British drug manufacturer GlaxoSmithKline (GSK) announced that it had stopped enrollment in three phase 3 clinical trials evaluating the company’s respiratory syncytial virus (RSV) maternal vaccine candidate in pregnant women. Syncytial is pronounced sin-SISH-uhl.
The news comes after a Feb. 18 pause in these trials following a recommendation from the independent data monitoring committee. GSK says it is conducting further analyses to better understand safety data previously obtained from the three trials. This decision does not affect an ongoing phase 3 trial for the RSV vaccine in adults 60 years and older.
RSV infects the respiratory system and can have serious health repercussions, particularly in infants and older adults.

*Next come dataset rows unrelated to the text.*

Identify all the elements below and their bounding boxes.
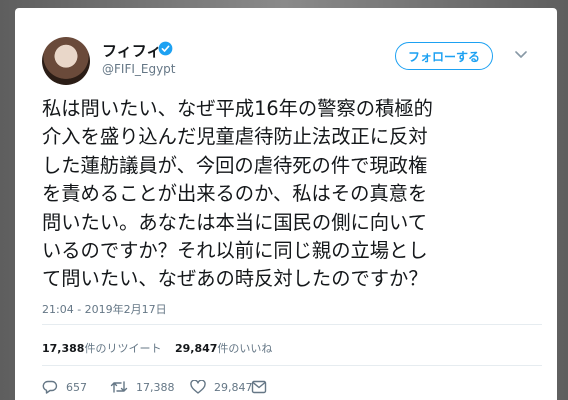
stats-row: 17,388件のリツイート 29,847件のいいね [42,340,272,356]
reply-count: 657 [66,380,87,394]
likes-count: 29,847 [174,342,218,355]
reply-icon [42,380,58,394]
divider [42,324,542,325]
avatar[interactable] [42,37,90,85]
heart-icon [190,380,206,394]
follow-button[interactable]: フォローする [395,42,493,70]
retweets-label: 件のリツイート [84,342,162,355]
dm-icon [251,380,267,394]
likes-label: 件のいいね [217,342,273,355]
divider [42,365,542,366]
retweets-stat[interactable]: 17,388件のリツイート [42,342,161,355]
verified-badge-icon [158,41,173,56]
retweet-action[interactable]: 17,388 [110,380,175,394]
likes-stat[interactable]: 29,847件のいいね [175,342,272,355]
like-action[interactable]: 29,847 [190,380,253,394]
tweet-text: 私は問いたい、なぜ平成16年の警察の積極的 介入を盛り込んだ児童虐待防止法改正に… [42,97,433,291]
chevron-down-icon[interactable] [515,50,527,60]
tweet-card: フィフィ @FIFI_Egypt フォローする 私は問いたい、なぜ平成16年の警… [15,8,557,400]
display-name[interactable]: フィフィ [102,40,161,61]
tweet-timestamp[interactable]: 21:04 - 2019年2月17日 [42,301,167,317]
user-handle[interactable]: @FIFI_Egypt [102,62,176,76]
retweets-count: 17,388 [42,342,85,355]
dm-action[interactable] [251,380,275,394]
retweet-count: 17,388 [136,380,175,394]
like-count: 29,847 [214,380,253,394]
reply-action[interactable]: 657 [42,380,87,394]
retweet-icon [110,381,128,393]
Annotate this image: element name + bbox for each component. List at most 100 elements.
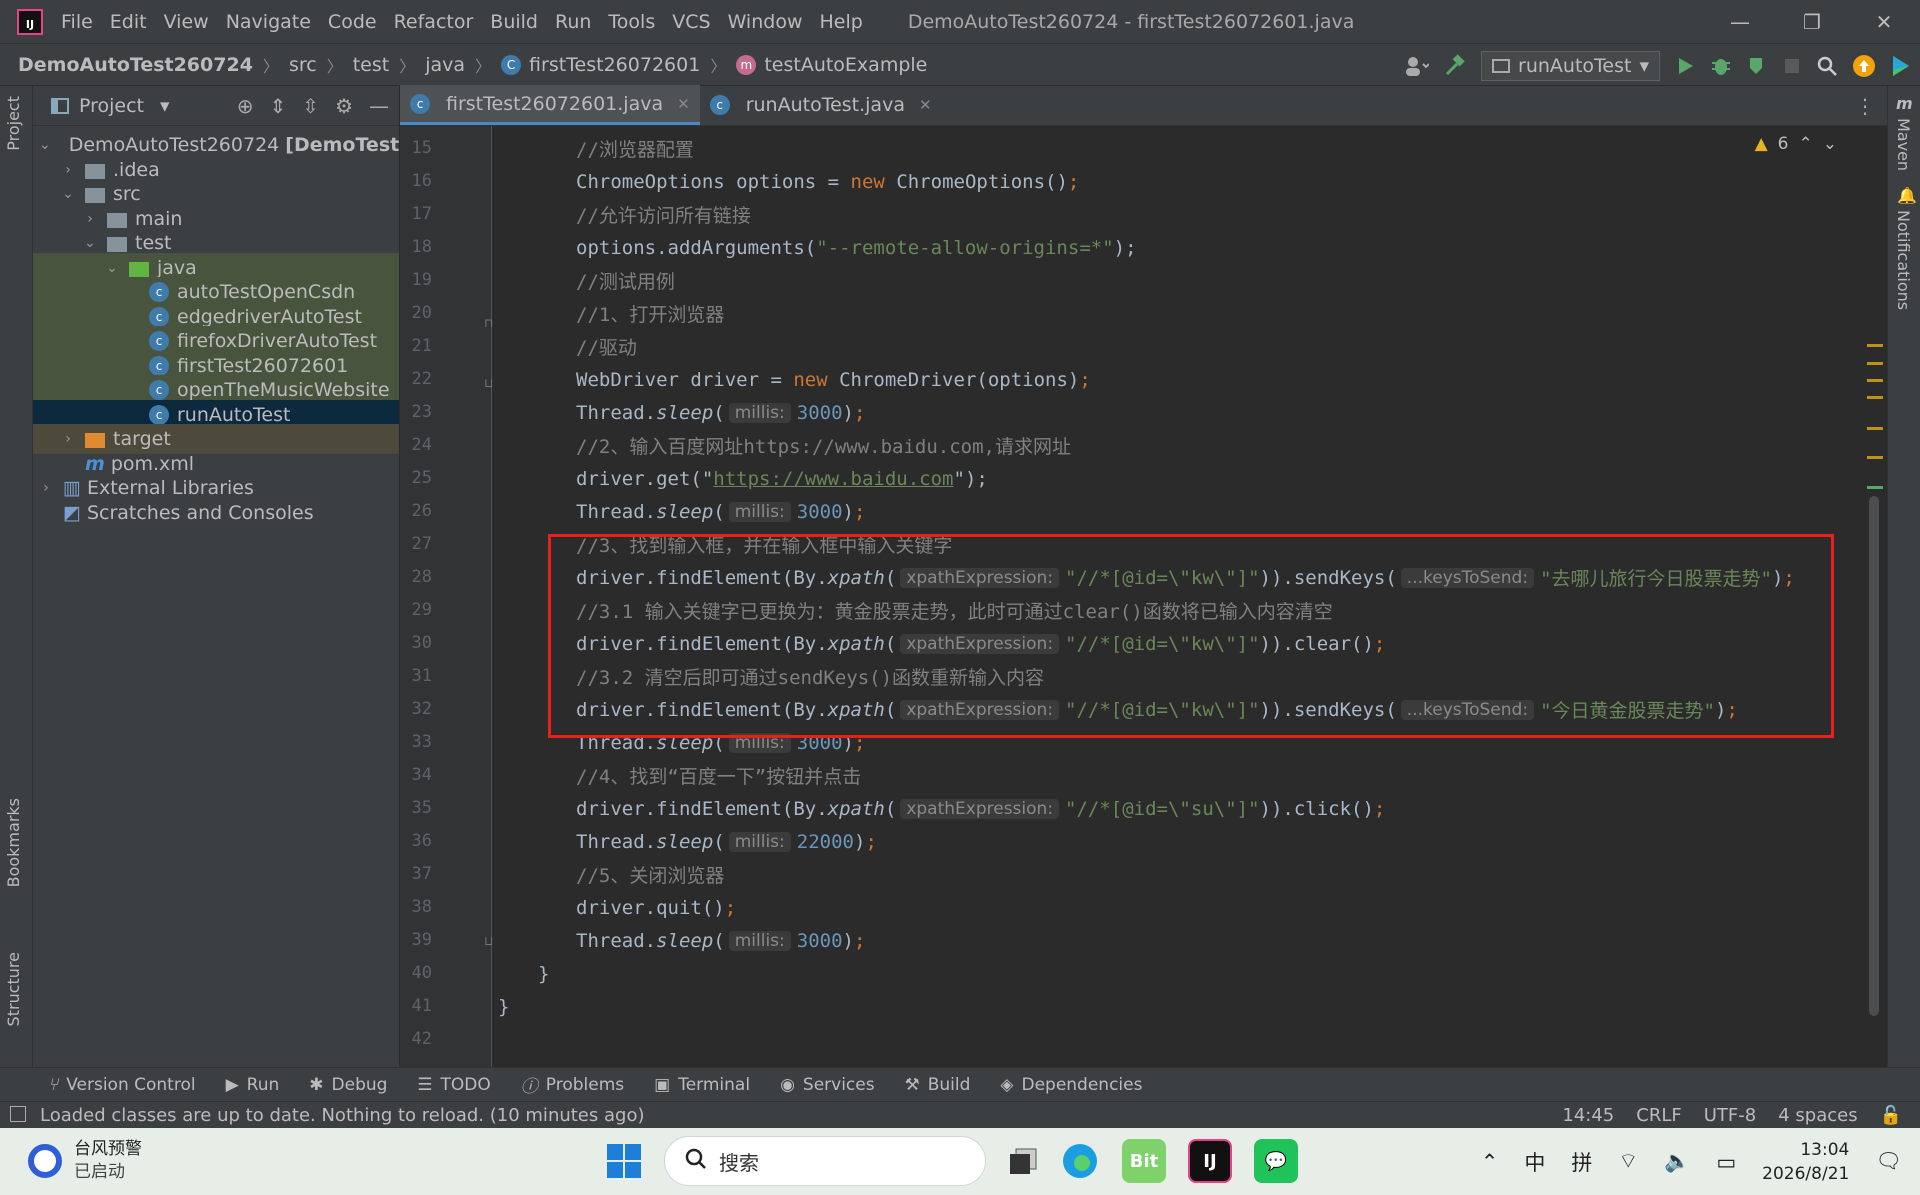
breadcrumb-class[interactable]: CfirstTest26072601 [501,54,700,76]
tree-item-scratches[interactable]: ◩ Scratches and Consoles [33,498,399,528]
tool-todo[interactable]: ☰ TODO [417,1075,490,1095]
tool-services[interactable]: ◉ Services [780,1075,875,1095]
chevron-down-icon[interactable]: ⌄ [105,260,119,276]
intellij-app-icon[interactable]: IJ [1188,1139,1232,1183]
breadcrumb-src[interactable]: src [289,54,317,76]
close-button[interactable]: ✕ [1848,0,1920,43]
hide-icon[interactable]: — [369,94,389,118]
tool-version-control[interactable]: ⑂ Version Control [48,1075,196,1095]
chevron-down-icon[interactable]: ⌄ [39,137,51,153]
locate-icon[interactable]: ⊕ [237,94,254,118]
ime-language[interactable]: 中 [1524,1147,1545,1177]
jetbrains-ai-icon[interactable] [1890,54,1912,78]
breadcrumb-test[interactable]: test [353,54,390,76]
warning-marker[interactable] [1867,344,1883,347]
intellij-logo-icon[interactable]: IJ [17,8,43,35]
edge-browser-icon[interactable] [1060,1141,1100,1181]
warning-marker[interactable] [1867,427,1883,430]
volume-icon[interactable]: 🔈 [1664,1149,1690,1174]
tool-dependencies[interactable]: ◈ Dependencies [1000,1075,1142,1095]
run-icon[interactable] [1674,55,1696,77]
tool-build[interactable]: ⚒ Build [905,1075,971,1095]
warning-marker[interactable] [1867,362,1883,365]
windows-start-icon[interactable] [606,1143,642,1179]
tool-run[interactable]: ▶ Run [226,1075,280,1095]
breadcrumb-method[interactable]: m testAutoExample [736,54,927,76]
tab-runautotest[interactable]: c runAutoTest.java ✕ [700,85,942,125]
chevron-right-icon[interactable]: › [61,431,75,447]
menu-file[interactable]: File [61,11,93,33]
inspection-widget[interactable]: ▲ 6 ⌃ ⌄ [1755,134,1837,154]
chevron-right-icon[interactable]: › [39,480,53,496]
warning-marker[interactable] [1867,379,1883,382]
weather-widget[interactable]: 台风预警 已启动 [28,1138,142,1184]
coverage-icon[interactable] [1746,55,1768,77]
menu-build[interactable]: Build [490,11,538,33]
menu-window[interactable]: Window [728,11,803,33]
tool-terminal[interactable]: ▣ Terminal [654,1075,750,1095]
chevron-right-icon[interactable]: › [61,162,75,178]
file-encoding[interactable]: UTF-8 [1704,1105,1756,1126]
chevron-down-icon[interactable]: ⌄ [61,186,75,202]
menu-view[interactable]: View [164,11,209,33]
user-icon[interactable] [1403,55,1430,77]
update-icon[interactable] [1852,54,1876,78]
line-separator[interactable]: CRLF [1636,1105,1681,1126]
debug-icon[interactable] [1710,55,1732,77]
expand-all-icon[interactable]: ⇕ [270,94,287,118]
taskbar-search[interactable]: 搜索 [664,1136,986,1186]
bookmarks-tool-tab[interactable]: Bookmarks [4,798,23,887]
chevron-up-icon[interactable]: ⌃ [1481,1150,1499,1174]
chevron-down-icon[interactable]: ⌄ [83,235,97,251]
clock[interactable]: 13:04 2026/8/21 [1762,1138,1849,1186]
menu-refactor[interactable]: Refactor [394,11,474,33]
ime-mode[interactable]: 拼 [1571,1147,1592,1177]
close-icon[interactable]: ✕ [919,96,932,114]
project-view-selector[interactable]: Project [79,95,144,117]
tab-firsttest[interactable]: c firstTest26072601.java ✕ [400,85,700,125]
vertical-scrollbar[interactable] [1863,126,1887,1067]
chevron-right-icon[interactable]: › [83,211,97,227]
hammer-build-icon[interactable] [1443,53,1467,78]
chevron-down-icon[interactable]: ⌄ [1823,134,1837,154]
menu-help[interactable]: Help [819,11,862,33]
chevron-down-icon[interactable]: ▾ [160,95,170,117]
code-area[interactable]: //浏览器配置 ChromeOptions options = new Chro… [492,126,1863,1067]
maven-tool-tab[interactable]: Maven [1894,118,1913,171]
lock-icon[interactable]: 🔓 [1880,1105,1902,1126]
more-icon[interactable]: ⋮ [1855,94,1875,118]
close-icon[interactable]: ✕ [677,95,690,113]
structure-tool-tab[interactable]: Structure [4,952,23,1026]
status-panel-icon[interactable] [10,1106,26,1122]
search-icon[interactable] [1816,55,1838,77]
project-tool-tab[interactable]: Project [4,96,23,151]
bitdance-app-icon[interactable]: Bit [1122,1139,1166,1183]
breadcrumb-project[interactable]: DemoAutoTest260724 [18,54,253,76]
notification-icon[interactable]: 🗨 [1875,1149,1902,1174]
chevron-up-icon[interactable]: ⌃ [1799,134,1813,154]
stop-icon[interactable] [1782,56,1802,76]
warning-marker[interactable] [1867,396,1883,399]
menu-code[interactable]: Code [328,11,377,33]
change-marker[interactable] [1867,486,1883,489]
wifi-icon[interactable]: ⌔ [1618,1149,1638,1175]
minimize-button[interactable]: — [1704,0,1776,43]
status-message[interactable]: Loaded classes are up to date. Nothing t… [40,1105,644,1126]
menu-run[interactable]: Run [555,11,591,33]
menu-edit[interactable]: Edit [110,11,147,33]
breadcrumb-java[interactable]: java [425,54,465,76]
run-configuration-select[interactable]: runAutoTest ▾ [1481,50,1660,81]
battery-icon[interactable]: ▭ [1716,1150,1736,1174]
collapse-all-icon[interactable]: ⇳ [302,94,319,118]
caret-position[interactable]: 14:45 [1562,1105,1614,1126]
menu-navigate[interactable]: Navigate [226,11,311,33]
menu-tools[interactable]: Tools [608,11,655,33]
gear-icon[interactable]: ⚙ [335,94,353,118]
restore-button[interactable]: ❐ [1776,0,1848,43]
menu-vcs[interactable]: VCS [672,11,710,33]
warning-marker[interactable] [1867,456,1883,459]
task-view-icon[interactable] [1008,1146,1038,1176]
tool-debug[interactable]: ✱ Debug [309,1075,387,1095]
wechat-app-icon[interactable]: 💬 [1254,1139,1298,1183]
tool-problems[interactable]: ⓘ Problems [521,1072,624,1098]
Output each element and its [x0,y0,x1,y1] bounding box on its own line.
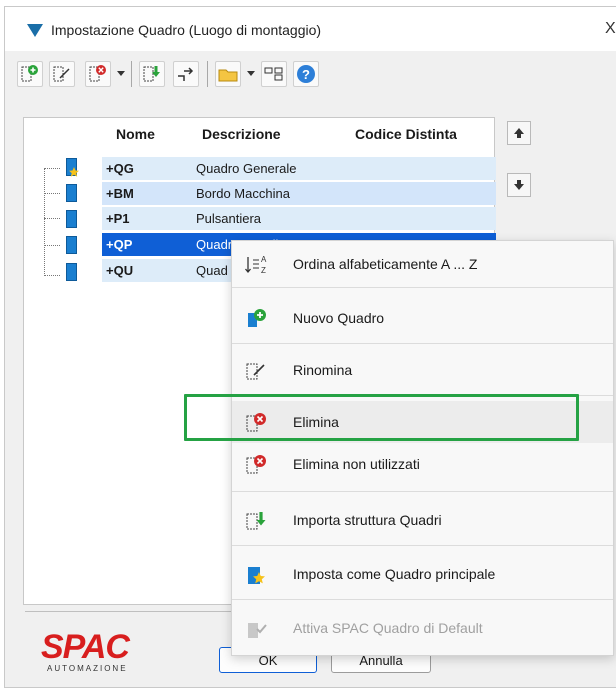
table-row[interactable]: +P1 Pulsantiera [102,207,496,230]
delete-icon[interactable] [85,61,111,87]
chevron-down-icon[interactable] [117,71,125,76]
window-title: Impostazione Quadro (Luogo di montaggio) [51,22,322,38]
tree-line [44,168,45,276]
help-icon[interactable]: ? [293,61,319,87]
main-quadro-icon [66,158,79,177]
menu-separator [232,545,613,546]
menu-item-label: Imposta come Quadro principale [293,566,496,582]
menu-item-delete-unused[interactable]: Elimina non utilizzati [232,443,613,485]
menu-item-label: Elimina non utilizzati [293,456,420,472]
menu-item-sort[interactable]: AZ Ordina alfabeticamente A ... Z [232,243,613,285]
svg-text:Z: Z [261,266,266,275]
menu-item-new[interactable]: Nuovo Quadro [232,297,613,339]
row-name: +QG [106,161,134,176]
rename-icon[interactable] [49,61,75,87]
tree-line [44,218,60,219]
tree-line [44,275,60,276]
title-bar: Impostazione Quadro (Luogo di montaggio)… [5,7,616,51]
activate-default-icon [248,623,267,638]
quadro-icon [66,184,77,202]
tree-line [44,245,60,246]
sort-az-icon: AZ [245,255,267,275]
row-description: Bordo Macchina [196,186,290,201]
import-structure-icon [246,512,266,530]
tree-line [44,193,60,194]
toolbar-separator [131,61,132,87]
folder-icon[interactable] [215,61,241,87]
move-up-button[interactable] [507,121,531,145]
menu-separator [232,599,613,600]
column-header-code[interactable]: Codice Distinta [355,126,457,142]
menu-item-set-main[interactable]: Imposta come Quadro principale [232,553,613,595]
menu-separator [232,491,613,492]
menu-item-rename[interactable]: Rinomina [232,349,613,391]
column-header-description[interactable]: Descrizione [202,126,281,142]
menu-item-import[interactable]: Importa struttura Quadri [232,499,613,541]
menu-item-label: Nuovo Quadro [293,310,385,326]
chevron-down-icon[interactable] [247,71,255,76]
tree-line [44,168,60,169]
arrow-down-icon [514,180,524,190]
quadro-icon [66,210,77,228]
quadro-icon [66,236,77,254]
divider [25,611,235,612]
row-name: +BM [106,186,134,201]
structure-icon[interactable] [261,61,287,87]
row-description: Pulsantiera [196,211,262,226]
column-header-name[interactable]: Nome [116,126,155,142]
import-icon[interactable] [139,61,165,87]
new-quadro-icon[interactable] [17,61,43,87]
table-row[interactable]: +QG Quadro Generale [102,157,496,180]
toolbar: ? [17,59,457,91]
menu-item-activate-default: Attiva SPAC Quadro di Default [232,607,613,649]
rename-icon [246,363,265,380]
arrow-up-icon [514,128,524,138]
menu-separator [232,287,613,288]
svg-text:A: A [261,255,267,264]
menu-item-label: Rinomina [293,362,353,378]
spac-logo: SPAC AUTOMAZIONE [41,628,130,673]
app-logo-icon [27,24,43,37]
move-icon[interactable] [173,61,199,87]
context-menu: AZ Ordina alfabeticamente A ... Z Nuovo … [231,240,614,656]
menu-item-label: Importa struttura Quadri [293,512,442,528]
new-quadro-icon [248,309,266,327]
quadro-icon [66,263,77,281]
set-main-icon [248,567,265,584]
row-name: +QU [106,263,134,278]
row-name: +QP [106,237,133,252]
logo-sub: AUTOMAZIONE [47,664,128,673]
highlight-box [184,394,579,441]
menu-item-label: Ordina alfabeticamente A ... Z [293,256,478,272]
menu-item-label: Attiva SPAC Quadro di Default [293,620,483,636]
row-name: +P1 [106,211,130,226]
menu-separator [232,343,613,344]
row-description: Quadro Generale [196,161,297,176]
table-row[interactable]: +BM Bordo Macchina [102,182,496,205]
logo-main: SPAC [41,628,130,666]
svg-text:?: ? [302,67,310,82]
close-button[interactable]: X [605,20,616,38]
move-down-button[interactable] [507,173,531,197]
delete-unused-icon [246,455,266,474]
toolbar-separator [207,61,208,87]
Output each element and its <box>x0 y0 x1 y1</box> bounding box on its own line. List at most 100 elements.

At the same time, it is very common; about 90% of children will be infected during the first two years of life. Usually, an infection is experienced as a relatively mild upper respiratory tract illness with symptoms that resemble those of a common cold: a runny nose, a cough, loss of appetite.
In the United States, RSV is the most common cause of bronchiolitis and pneumonia in infants and leads to nearly 60,000 hospitalizations per year in children under 5 years of age, according to the CDC. RSV also leads to an average of 177,000 hospitalizations and 14,000 deaths per year among individuals ages 65 years and older, the CDC says.
The GSK maternal vaccine candidate contains a recombinant subunit pre-fusion RSV antigen that yielded positive results in nonpregnant women in phase 1 and 2 trials. The vaccine is intended to prevent RSV-associated lower respiratory tract infections via the transfer of maternal antibodies to newborns and infants during the first six months of life.
Currently, there are no approved RSV vaccines. Several companies are racing to change that. In addition to GSK, Pfizer, Johnson & Johnson, and Novavaxhave RSV vaccine candidates in clinical trials. In partnership with Sanofi, AstraZeneca recently gained accelerated approval from the European Medicines Agency for nirsevimab, a long-acting RSV antibody aimed to prevent lower respiratory tract infections in infants through their first RSV season.